Someone mentioned the Dred Scott decision, and that it would be absurd to think that anyone would be concerned that non-whites could be armed, or claim the right to be armed.
Dred Scott came down how many years later? (1857) And it was noted then that it was hardly obvious that non-whites could not be citizens, as 10 of the 13 original colonies granted blacks the right to vote, although 5 of the 10 had restrictions.
Fear of slave uprisings existed long before the revolution.
Debate over slavery and rights existed long before the revolution.
I am only trying to grasp for a reason for why the militia preface is here at all.
Looking at the citations in the decisions, I just feel that this is a plausible reason.

Why would a state that held people in bondage and denied them every other right imaginable be worried if they had a right to keep and bear arms? It's so an extreme proposition as to fail the laugh test. The idea is from the Michael Bellesiles school of American history. We've been here before.

The militia clause was there as a primary purpose for the right. This was widely discussed in 17th and 18th century republican thought. Andrew Fletcher, in 1698, published A Discourse of Government relating to Militias in which he wrote of what constituted a "well-regulated militia."

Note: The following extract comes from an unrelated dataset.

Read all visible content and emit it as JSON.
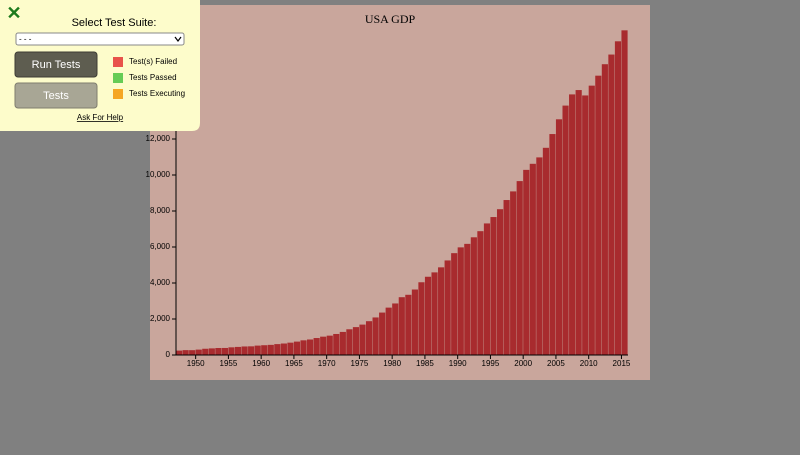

A militia that is "well-regulated" he wrote would be drawn from the people, not beholden to a prince's payment, and possessing its own arms so that it could not be either made irrelevant disarming or allowed to fall into an ill-regulated state (in which the people were untrained in arms) allowing a prince to raise a standing army on the ruins and use it to harass and oppress the people. These are not difficult concepts, they were well known to the founders and the history of these foundational political concepts are know to us. That some still try to obscure and misrepresent the original understanding and of the 2nd Amendment is a travesty of history.
 
After struggling through the majority opinion twice I see suits to overturn "may issue" for possession and laws against open carry.